Lab 1. Grid Realities
Congestion, curtailment, connection queues, and voltage control
What developers and asset owners are doing when the grid will not cooperate
Output: A short list of grid strategies that work now, and those that no longer do
Lab 2. Revenue Under Stress Lab
Negative prices, capture rate erosion, and merchant exposure
How projects survive sustained volatility
Output: The revenue structures still getting financed in 2026
Lab 3. Permitting and Delivery Lab
Permitting delays, local opposition, and timeline risk
How projects actually get unstuck
Output: Tactics that shorten delivery cycles in hard jurisdictions
Lab 4. Hybrid Reality Lab
Where solar plus storage protects value and where it fails
Dispatch conflicts, operational limits, and retrofit risks
Output: Clear criteria for when co-location makes sense
Lab 5. Capital Discipline Lab
Refinancing pressure, portfolio churn, and investor fatigue
What capital is walking away from and why
Output: What projects must prove to stay investable
This session examines how solar and storage developers are evolving as risk, revenue, and system responsibility move upstream.
As Europe races toward electrification, new energy-intensive sectors – from hyperscale data centres to HGVs and heavy industry – are reshaping demand curves and project economics. Solar developers and grid planners must rethink timing, flexibility, and interconnection to align deployment with the next generation of electricity consumers. How will this impact site selection, offtake structures and grid expansion priorities?

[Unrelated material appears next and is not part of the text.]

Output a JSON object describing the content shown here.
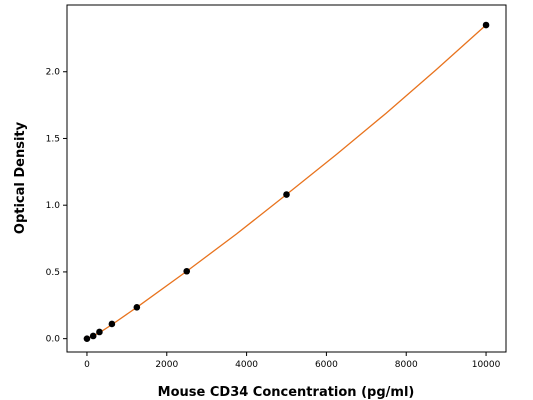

As solar portfolios become increasingly digital – via remote monitoring, SCADA integration, inverter connectivity, and third-party data platforms – the risk profile for asset managers is changing fast. Cyber incidents now have the potential to impair performance, disrupt revenue, compromise data integrity, and trigger contractual or regulatory liabilities.
How are asset managers strengthening operational resilience, managing vendor-related cyber risks, and ensuring secure, reliable plant performance across diverse and maturing portfolios?
How to balance cost with reliability, performance guarantees, and digital monitoring in long-term service contracts.
Extreme weather events – from heatwaves to hailstorms – are becoming a major operational and financial risk for solar portfolios across Europe.
How can developers, asset owners, manufacturers, and insurers work together to build and operate climate-resilient projects? From design and component choice to post-damage assessment and insurance claims, identify best practices to reduce exposure and accelerate recovery.